Senologia

    Nel caso in cui l’esame mammografico o, successivamente, l’esame citologico rivelino una lesione sospetta, occorre verificare se ci sia o meno indicazione per l’intervento chirurgico per l’asportazione del nodulo, valutando con la Paziente il tipo di intervento più appropriato in funzione delle dimensioni e dell’eventuale diffusione del tumore.

     Al fine di ottenere un più veloce recupero funzionale e psicologico della Paziente, questo tipo di intervento viene effettuato in anestesia locale.
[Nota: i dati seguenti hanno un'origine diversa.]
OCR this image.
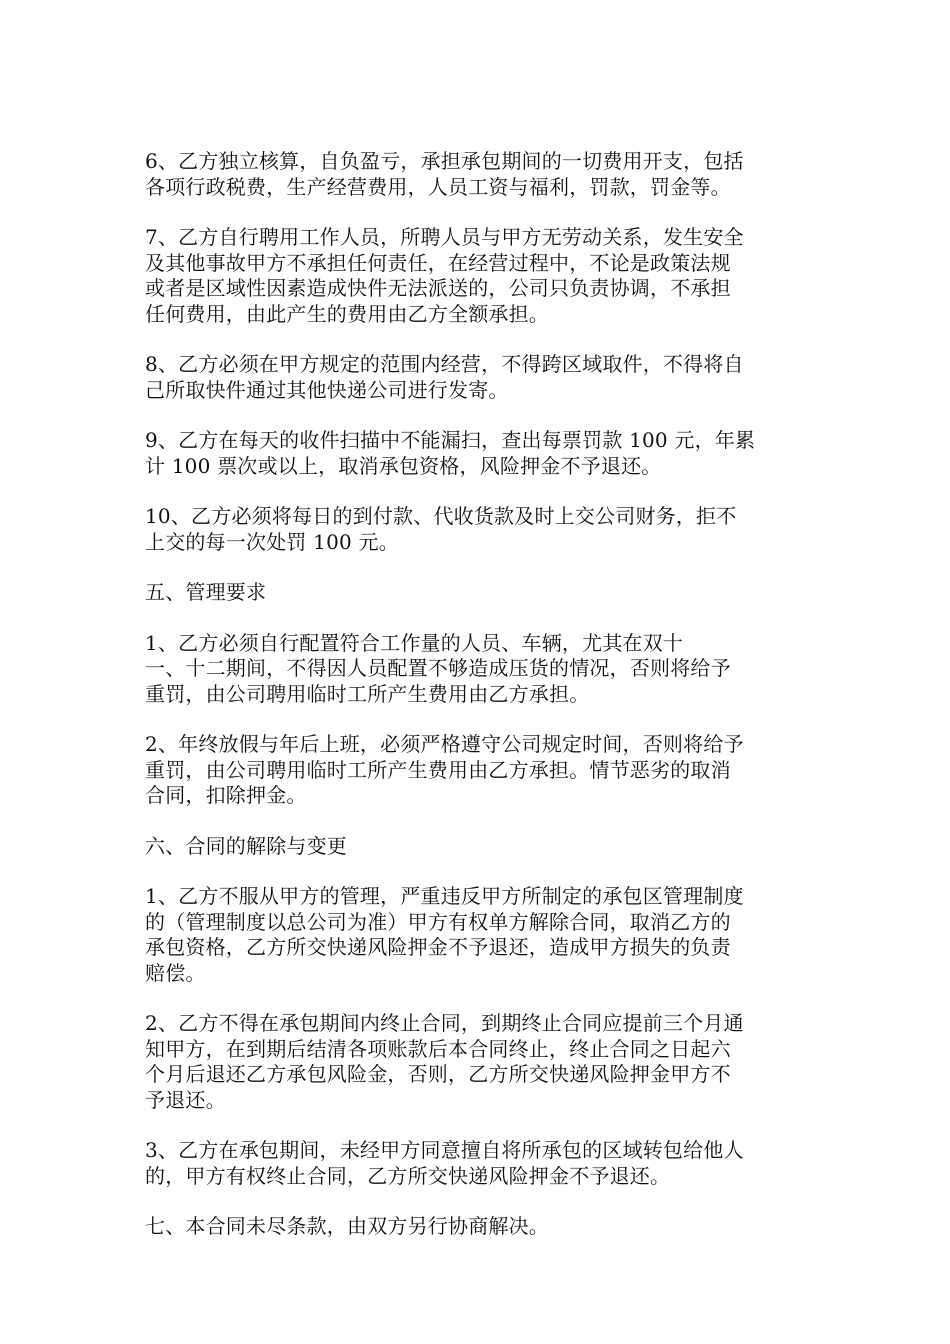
6、乙方独立核算，自负盈亏，承担承包期间的一切费用开支，包括
各项行政税费，生产经营费用，人员工资与福利，罚款，罚金等。
7、乙方自行聘用工作人员，所聘人员与甲方无劳动关系，发生安全
及其他事故甲方不承担任何责任，在经营过程中，不论是政策法规
或者是区域性因素造成快件无法派送的，公司只负责协调，不承担
任何费用，由此产生的费用由乙方全额承担。
8、乙方必须在甲方规定的范围内经营，不得跨区域取件，不得将自
己所取快件通过其他快递公司进行发寄。
9、乙方在每天的收件扫描中不能漏扫，查出每票罚款 100 元，年累
计 100 票次或以上，取消承包资格，风险押金不予退还。
10、乙方必须将每日的到付款、代收货款及时上交公司财务，拒不
上交的每一次处罚 100 元。
五、管理要求
1、乙方必须自行配置符合工作量的人员、车辆，尤其在双十
一、十二期间，不得因人员配置不够造成压货的情况，否则将给予
重罚，由公司聘用临时工所产生费用由乙方承担。
2、年终放假与年后上班，必须严格遵守公司规定时间，否则将给予
重罚，由公司聘用临时工所产生费用由乙方承担。情节恶劣的取消
合同，扣除押金。
六、合同的解除与变更
1、乙方不服从甲方的管理，严重违反甲方所制定的承包区管理制度
的（管理制度以总公司为准）甲方有权单方解除合同，取消乙方的
承包资格，乙方所交快递风险押金不予退还，造成甲方损失的负责
赔偿。
2、乙方不得在承包期间内终止合同，到期终止合同应提前三个月通
知甲方，在到期后结清各项账款后本合同终止，终止合同之日起六
个月后退还乙方承包风险金，否则，乙方所交快递风险押金甲方不
予退还。
3、乙方在承包期间，未经甲方同意擅自将所承包的区域转包给他人
的，甲方有权终止合同，乙方所交快递风险押金不予退还。
七、本合同未尽条款，由双方另行协商解决。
Le Pazienti non necessitano quindi di ricovero e possono tornare alla loro vita normale dopo due ore dall’intervento.

    La tecnica chirurgica può essere di tipo conservativo (asportazione del solo tumore con una piccola area di tessuto mammario circostante) o demolitivo (il chirurgo asporta tutta la mammella, c.d. mastectomia). In questo ultimo caso, l’intervento viene sempre seguito da ricostruzione con espansore cutaneo o con protesi sottomuscolari, anche con la c.d. tecnica  “round block” con la sola cicatrice periareolare.

    L’intervento dura dai 20 ai 40 minuti e la paziente, dopo due ore, può essere dimessa e tornare nel suo ambiente familiare.

    Su richiesta della paziente, può essere effettuata una leggera sedazione che comunque consente alla paziente di evitare il ricovero e tornare a casa entro tre ore.

     

    Previa iniezione di un colorante vitale o di un tracciante radioattivo, viene effettuata la asportazione del nodulo sospetto.
    Questo viene immediatamente analizzato (esame estemporaneo).

    Una volta confermata la natura della lesione, vengono eseguite la  quadrantectomia con la ricerca del “linfonodo sentinella” nel cavo ascellare.
    Anche il linfonodo rimosso viene sottoposto ad esame istologico estemporaneo.
    In caso di assenza di infiltrazione neoplastica, l’intervento si conclude con una sutura plastica delle ferite.

     In  caso di presenza di metastasi linfonodale, sempre in anestesia locale, vengono asportati gli altri linfonodi del cavo ascellare.
    In nessuno dei due casi vengono lasciati drenaggi.

    In caso di diagnosi precoce e quando la massa tumorale è sufficientemente piccola e circoscritta, la sola operazione potrebbe essere sufficiente da sola a guarire il cancro.

    In altri casi occorre rivolgersi ad un oncologo che valuterà il singolo caso e, in particolare, la presenza di cellule tumorali diffuse intorno al tumore o in altre parti del corpo. In questo caso, sarà necessario sottoporre la paziente ad ulteriori terapie quali chemioterapia e/o radioterapia.